The upshot was that I had to borrow on my automobile and Roy and I had to mortgage our homes as well to cover the cost of the first synchronization of Steamboat Willie. And when it was finished, the picture wouldn’t synchronize with the sound. And we had to do it all over after the orchestra leader had reluctantly consented to follow the mechanics that we had prepared at the studio. What I wanted most of all I didn’t get: a bull fiddle for the base. The recording room was so small that the orchestra could hardly be jammed into it. The bull fiddle blasted so loud it ruined the other sound and depth blowing out all of the recording lamps.

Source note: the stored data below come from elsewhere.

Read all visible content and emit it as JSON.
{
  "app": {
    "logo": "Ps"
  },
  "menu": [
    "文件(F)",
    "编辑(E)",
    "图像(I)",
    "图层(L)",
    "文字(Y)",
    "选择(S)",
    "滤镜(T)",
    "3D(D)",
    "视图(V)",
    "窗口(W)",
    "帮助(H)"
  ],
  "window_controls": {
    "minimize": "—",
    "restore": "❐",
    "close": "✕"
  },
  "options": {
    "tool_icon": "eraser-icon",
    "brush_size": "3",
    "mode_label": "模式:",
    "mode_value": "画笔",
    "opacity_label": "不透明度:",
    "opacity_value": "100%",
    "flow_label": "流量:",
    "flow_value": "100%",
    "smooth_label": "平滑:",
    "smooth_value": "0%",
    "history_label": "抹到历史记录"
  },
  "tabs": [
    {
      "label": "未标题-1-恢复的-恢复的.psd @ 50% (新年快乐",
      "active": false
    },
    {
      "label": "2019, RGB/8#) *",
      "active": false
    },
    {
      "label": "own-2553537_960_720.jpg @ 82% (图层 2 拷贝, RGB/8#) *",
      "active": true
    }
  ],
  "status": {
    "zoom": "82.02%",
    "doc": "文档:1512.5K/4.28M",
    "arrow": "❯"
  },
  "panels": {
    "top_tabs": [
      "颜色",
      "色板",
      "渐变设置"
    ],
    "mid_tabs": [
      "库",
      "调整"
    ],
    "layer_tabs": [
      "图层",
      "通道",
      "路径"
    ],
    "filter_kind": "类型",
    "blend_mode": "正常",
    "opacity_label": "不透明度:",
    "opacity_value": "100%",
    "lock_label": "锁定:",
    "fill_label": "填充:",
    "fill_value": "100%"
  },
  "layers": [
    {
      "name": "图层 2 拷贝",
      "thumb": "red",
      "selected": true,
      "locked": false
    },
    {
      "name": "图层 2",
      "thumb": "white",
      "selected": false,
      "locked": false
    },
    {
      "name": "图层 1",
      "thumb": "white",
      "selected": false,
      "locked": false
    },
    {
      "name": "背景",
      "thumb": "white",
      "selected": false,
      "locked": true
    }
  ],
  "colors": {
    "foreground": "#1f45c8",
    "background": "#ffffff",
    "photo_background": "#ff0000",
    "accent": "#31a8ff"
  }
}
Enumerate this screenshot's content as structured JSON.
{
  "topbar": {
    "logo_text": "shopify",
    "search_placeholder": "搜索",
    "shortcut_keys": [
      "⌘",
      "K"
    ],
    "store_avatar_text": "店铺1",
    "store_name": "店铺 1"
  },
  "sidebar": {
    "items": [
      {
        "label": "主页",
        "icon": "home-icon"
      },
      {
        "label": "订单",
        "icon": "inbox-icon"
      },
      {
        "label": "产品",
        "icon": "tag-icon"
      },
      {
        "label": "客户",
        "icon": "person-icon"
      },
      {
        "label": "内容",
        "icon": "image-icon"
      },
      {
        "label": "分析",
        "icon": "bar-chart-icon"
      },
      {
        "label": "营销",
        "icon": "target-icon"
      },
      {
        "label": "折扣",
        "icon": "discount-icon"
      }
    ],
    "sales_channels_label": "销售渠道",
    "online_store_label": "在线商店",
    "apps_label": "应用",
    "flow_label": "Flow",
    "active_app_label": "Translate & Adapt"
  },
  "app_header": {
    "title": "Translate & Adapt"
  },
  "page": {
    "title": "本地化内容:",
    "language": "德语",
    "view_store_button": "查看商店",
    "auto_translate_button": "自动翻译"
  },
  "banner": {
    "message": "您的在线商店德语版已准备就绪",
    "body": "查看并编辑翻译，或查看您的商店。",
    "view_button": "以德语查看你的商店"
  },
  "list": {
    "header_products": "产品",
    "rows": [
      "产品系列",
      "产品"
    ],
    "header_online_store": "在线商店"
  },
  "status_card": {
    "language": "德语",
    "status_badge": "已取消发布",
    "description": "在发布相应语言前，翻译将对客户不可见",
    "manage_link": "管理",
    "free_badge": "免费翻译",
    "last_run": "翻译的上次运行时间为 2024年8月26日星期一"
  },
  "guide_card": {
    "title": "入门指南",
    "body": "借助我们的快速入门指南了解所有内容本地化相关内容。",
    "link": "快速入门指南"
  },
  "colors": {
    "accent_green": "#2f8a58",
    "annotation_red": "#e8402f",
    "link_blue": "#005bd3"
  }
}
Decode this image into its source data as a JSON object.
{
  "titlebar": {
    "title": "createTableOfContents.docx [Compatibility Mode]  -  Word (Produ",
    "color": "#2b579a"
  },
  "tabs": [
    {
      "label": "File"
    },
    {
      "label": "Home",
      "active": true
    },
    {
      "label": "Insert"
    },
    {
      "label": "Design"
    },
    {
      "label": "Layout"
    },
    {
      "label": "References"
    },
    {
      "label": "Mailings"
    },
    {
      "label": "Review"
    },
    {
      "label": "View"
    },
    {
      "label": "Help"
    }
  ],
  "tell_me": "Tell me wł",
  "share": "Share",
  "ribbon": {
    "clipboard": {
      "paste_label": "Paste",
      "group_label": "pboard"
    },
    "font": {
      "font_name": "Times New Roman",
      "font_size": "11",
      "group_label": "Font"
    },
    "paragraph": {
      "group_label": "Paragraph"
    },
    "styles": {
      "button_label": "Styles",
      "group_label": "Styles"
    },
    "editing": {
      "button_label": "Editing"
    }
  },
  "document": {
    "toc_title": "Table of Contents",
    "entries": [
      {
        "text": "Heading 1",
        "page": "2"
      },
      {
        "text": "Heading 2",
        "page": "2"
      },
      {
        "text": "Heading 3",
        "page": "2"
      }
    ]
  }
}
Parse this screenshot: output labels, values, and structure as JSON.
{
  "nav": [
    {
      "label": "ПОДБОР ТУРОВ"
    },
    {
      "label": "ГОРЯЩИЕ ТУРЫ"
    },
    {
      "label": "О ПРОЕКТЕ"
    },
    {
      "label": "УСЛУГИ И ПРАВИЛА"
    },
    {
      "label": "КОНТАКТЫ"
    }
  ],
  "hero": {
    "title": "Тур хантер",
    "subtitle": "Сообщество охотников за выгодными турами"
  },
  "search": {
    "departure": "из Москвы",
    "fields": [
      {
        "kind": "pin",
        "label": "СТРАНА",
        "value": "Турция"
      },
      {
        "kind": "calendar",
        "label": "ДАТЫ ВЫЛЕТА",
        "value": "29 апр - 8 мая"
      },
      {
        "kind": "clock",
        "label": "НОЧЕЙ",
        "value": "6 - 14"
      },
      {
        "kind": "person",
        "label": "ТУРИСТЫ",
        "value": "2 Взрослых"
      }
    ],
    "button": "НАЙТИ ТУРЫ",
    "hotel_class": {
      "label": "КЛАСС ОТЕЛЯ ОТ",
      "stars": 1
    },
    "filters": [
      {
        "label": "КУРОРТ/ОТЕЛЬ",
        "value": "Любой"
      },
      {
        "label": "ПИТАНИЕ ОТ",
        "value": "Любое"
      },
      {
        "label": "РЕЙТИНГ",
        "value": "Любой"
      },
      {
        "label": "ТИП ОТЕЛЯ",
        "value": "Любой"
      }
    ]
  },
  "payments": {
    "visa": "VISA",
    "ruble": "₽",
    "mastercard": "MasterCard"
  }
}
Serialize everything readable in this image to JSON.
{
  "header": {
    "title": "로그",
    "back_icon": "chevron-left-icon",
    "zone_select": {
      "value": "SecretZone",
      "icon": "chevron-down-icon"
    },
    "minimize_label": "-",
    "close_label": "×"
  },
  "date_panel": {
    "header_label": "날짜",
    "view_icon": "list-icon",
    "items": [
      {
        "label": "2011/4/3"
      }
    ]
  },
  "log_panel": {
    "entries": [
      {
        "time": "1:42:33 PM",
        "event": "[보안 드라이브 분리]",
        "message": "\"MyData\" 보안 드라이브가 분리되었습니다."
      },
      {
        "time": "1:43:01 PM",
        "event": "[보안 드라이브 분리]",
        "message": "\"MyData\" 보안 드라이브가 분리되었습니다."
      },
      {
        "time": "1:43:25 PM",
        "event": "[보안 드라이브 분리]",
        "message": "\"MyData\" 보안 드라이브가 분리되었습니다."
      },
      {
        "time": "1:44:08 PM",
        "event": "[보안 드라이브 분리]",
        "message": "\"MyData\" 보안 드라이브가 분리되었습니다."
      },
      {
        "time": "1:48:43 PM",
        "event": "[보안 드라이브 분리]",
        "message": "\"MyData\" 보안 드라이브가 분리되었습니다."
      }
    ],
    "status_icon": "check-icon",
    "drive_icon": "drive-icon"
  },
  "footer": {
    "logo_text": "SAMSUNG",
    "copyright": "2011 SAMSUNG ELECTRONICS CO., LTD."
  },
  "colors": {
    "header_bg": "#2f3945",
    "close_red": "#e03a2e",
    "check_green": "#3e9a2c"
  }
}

A sad thing, I thought at the time, to launch our Mickey without benefit of bull fiddle in so precarious a world of new possibilities and increased competition.
But he survived and thrived and set the pace in his entertainment field. The cost of his first vehicles ranged from… a bare $1,200 for “Steamboat Willie” to seven figures for “Fun and Fancy Free” in which he shared prominence with Donald, Goofy, Jiminy Cricket and several new cartoon creations, and with Edgar Bergen and his pals, Charlie McCarthy, Mortimer Snerd and also Dinah Shore and our own little starlet, Luana Patten.
I often find myself surprised at what has been said about our redoubtable little Mickey who was never really a mouse nor yet wholly a man, although always recognizably human, I hope. The psychoanalysts have probed him. Wise men of critical inclination have pondered him. Columnists have kidded him. Admirers have saluted him in extraordinary terms. The League of Nations gave him a special medal as a symbol of international good will. Hitler was infuriated by him… and thunderingly forbade his people to wear the then-popular Mickey Mouse lapel button in place of the swastika. The little fellow’s grin was too infectious for Nazism.
But all we ever intended for him and expected of him was that he should continue to make people everywhere chuckle with him and at him. We didn’t burden him with any social symbolism. We made him no mouthpiece for frustrations or harsh satire. Mickey was simply a little personality assigned to the purposes of laughter. And it is certainly gratifying that the public which first welcomed him two decades ago, as well as their children, have not permitted us, even if we had wished to, to change him in any manner or degree, other than a few minor revisions of his physical appearance. In a sense he was never young. In the same sense, he never grows old in our eyes. All we can do is give him things to overcome in his own, rather stubborn way, in his cartoon universe.
There is much nostalgia for me in these reflections. The life and ventures of Mickey Mouse have been closely bound up with my own personal and professional life. It is understandable that I should have sentimental attachment for the little personage who played so big a part in the course of Disney productions and has been so happily accepted as an amusing friend wherever films are show around the world. He still speaks for me and I still speak for him.
Mickey, I think on this occasion you should say something to all our friends who are listening around the world.
MICKEY: O.K. Well… uh…. Happy Birthday, everybody.
WALT: No, no, Mickey. You don’t understand. It’s your birthday. This is your 20th birthday.
MICKEY: Oh… gosh… well, I’ll be seein’ ya.